More about HKUST
Divide and Distill: Achieving Higher Accuracy, Speed and Data-Efficiency for Knowledge Distillation
The Hong Kong University of Science and Technology
Department of Computer Science and Engineering
Final Year Thesis Oral Defense
Title: "Divide and Distill: Achieving Higher Accuracy, Speed and
Data-Efficiency for Knowledge Distillation"
by
KAO Shiu-hong
Abstract:
Knowledge distillation (KD) has been recognized as an effective tool to
compress and accelerate models. However, current KD approaches, while
impressive in achieving smaller models, suffer from either accuracy drop
or excruciatingly long distillation process. In this paper, we first
demonstrate that the inter-block optimization entanglement causes the
traditional end-to-end KD approaches unstable and slow. To overcome it, we
then propose a novel Divide and Distill (DnD) framework, which divides a
pair of teacher and student networks into several blocks, and distills the
block-wise knowledge separately before combining them together for
inference.

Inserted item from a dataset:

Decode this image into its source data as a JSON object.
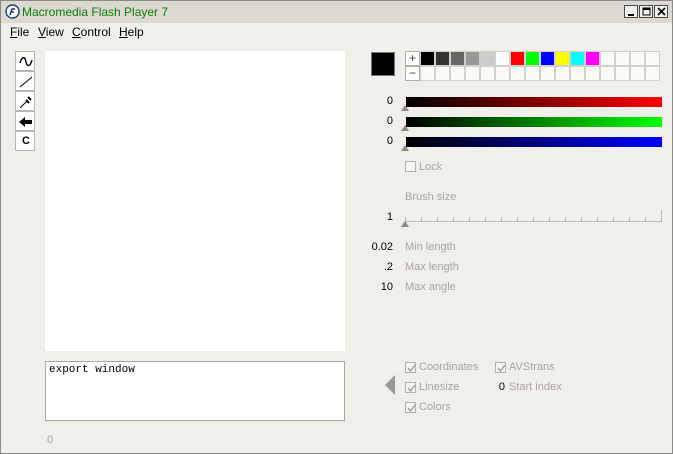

Extensive experiments validate that our simple yet effective
framework greatly boosts model accuracy, speeds up the distillation
process, and improves the data efficiency. Notably, due to its better
distillation process, DnD can train a student network whose accuracy even
surpasses its teacher. Compared to other KD approaches, DnD offers an
impressive distillation speedup (up to 10x) and outperforms them with only
40% of the original training data.
Date : 3 May 2023 (Wednesday)
Time : 10:30 - 11:10
Venue : Room 5501 (near lifts 25/26), HKUST
Advisor : Prof. CHAN Gary Shueng-Han
2nd Reader : Prof. WONG Raymond Chi-Wing